Lauren Decontie is Cree and Algonquin from Mistissini, Que., and will soon be starting a job as a home care nurse. (Submitted by Lauren Decontie)

As a child, Lauren Decontie visited hospitals frequently because she always seemed to be coming down with some sort of illness. 

She said the nurses always made her feel as comfortable as possible and that led her on a path to become a nurse herself. 

Originally from Mistissini, Que., she recently finished her degree in nursing at McGill University while working part-time for the Wiichihiituwin Cree Health Board in Montreal.

While working for Wiichihiituwin, Decontie said her biggest challenge was trying to help patients experiencing mental health issues. 

"When it's something physical and you're able to make a difference, sometimes you're able to make a difference quickly," she said. 

But when it comes to mental health, she said even though listening can go a long way, sometimes it doesn't feel like it's enough to help the patient. 
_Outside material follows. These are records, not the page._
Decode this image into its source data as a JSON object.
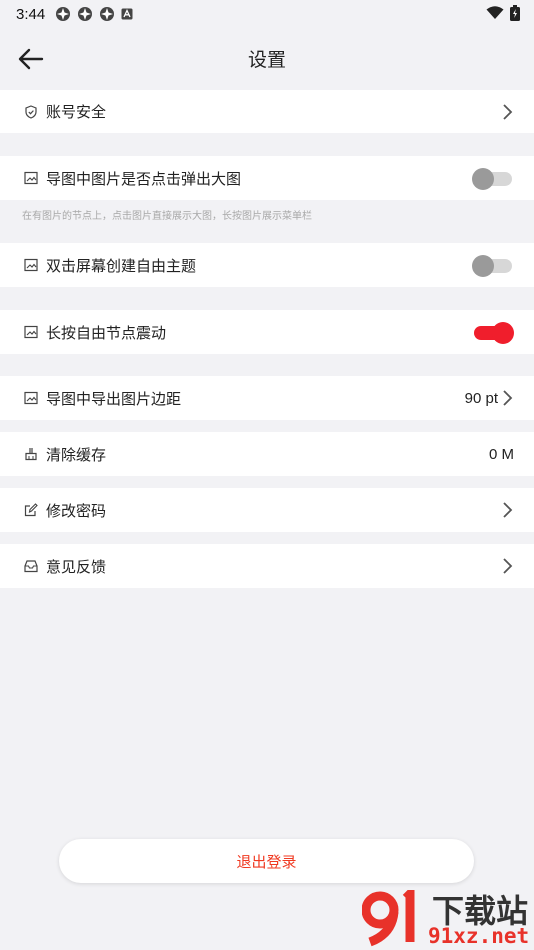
{
  "status_bar": {
    "time": "3:44",
    "icons": [
      "app-notification-icon",
      "app-notification-icon",
      "app-notification-icon",
      "a-notification-icon"
    ],
    "right_icons": [
      "wifi-icon",
      "battery-icon"
    ]
  },
  "header": {
    "title": "设置"
  },
  "rows": {
    "account": {
      "label": "账号安全",
      "icon": "shield-icon"
    },
    "popup_image": {
      "label": "导图中图片是否点击弹出大图",
      "icon": "image-icon",
      "enabled": false
    },
    "popup_hint": "在有图片的节点上，点击图片直接展示大图，长按图片展示菜单栏",
    "double_click": {
      "label": "双击屏幕创建自由主题",
      "icon": "image-icon",
      "enabled": false
    },
    "long_press": {
      "label": "长按自由节点震动",
      "icon": "image-icon",
      "enabled": true
    },
    "export_margin": {
      "label": "导图中导出图片边距",
      "icon": "image-icon",
      "value": "90 pt"
    },
    "clear_cache": {
      "label": "清除缓存",
      "icon": "broom-icon",
      "value": "0 M"
    },
    "change_password": {
      "label": "修改密码",
      "icon": "edit-icon"
    },
    "feedback": {
      "label": "意见反馈",
      "icon": "inbox-icon"
    }
  },
  "logout_label": "退出登录",
  "watermark": {
    "line1": "下载站",
    "line2": "91xz.net"
  },
  "colors": {
    "accent": "#f01e2c",
    "logout_text": "#f03a22",
    "background": "#f2f2f5"
  }
}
When the pandemic hit, Decontie came into contact with a patient who tested positive for the COVID-19 virus and she had to be isolated for 14 days away from her two young boys.

"I don't think anyone really anticipated how serious it would be," she said about the pandemic. 

"I did not want to be in a position again where I had to be away from them."

Decontie is back in Mistissini and will soon be starting a job as a home care nurse.

She said being back home has brought her a lot of peace because it's a different pace than living in a big city. 

"With everything going on, it just seems so fitting to be back in my community," she said. 

"I like doing what I can and I know there's always room for growth down the road if I want to go back down south and to gain more experience."

Athanasius Sylliboy

Athanasius Sylliboy is a nurse practitioner in Eskasoni, N.S. (Submitted by Athanasius Sylliboy)

Athanasius Sylliboy is a nurse practitioner practising in his home community of Eskasoni, N.S., and has recently completed his master's degree in nursing at Dalhousie University. 

In 2015, he got his bachelor's degree in nursing and went straight into critical care for almost four years. 

"The only reason I went into this area was that I didn't really see any other Indigenous nurses in the hospital, especially in critical care areas," he said. 

"I thought we need to be in these areas taking care of our most vulnerable populations."

Sylliboy said he's heard from community members that they will wait until they have exhausted all other options before going into the hospital for treatment because of issues around discrimination and racism.

He said he thought having a familiar face in his community's hospital would help.

"You should feel safe here," he said.

"Whether or not you're Indigenous, you're Black, you're an immigrant, you should feel safe in these areas because in these areas you're at your most vulnerable." 

He said he tries to help educate other hospital workers about residential schools and how to provide culturally competent care for people in his community. 

"It feeds into trauma-informed care, especially when it comes to caring for Indigenous populations — that you should have this awareness that trauma continues generation after generation," said Sylliboy. 

"In order for us to be proficient and culturally competent, we need to know the histories and cultures of our own province and who you might potentially encounter in your emergency departments."

Sylliboy also speaks Mi'kmaw, which he said gives patients in his community the opportunity to be able to better explain what they're experiencing. 

He said his presence as a nurse practitioner in the community has been received well, and that people say it's nice that someone understands what they're saying.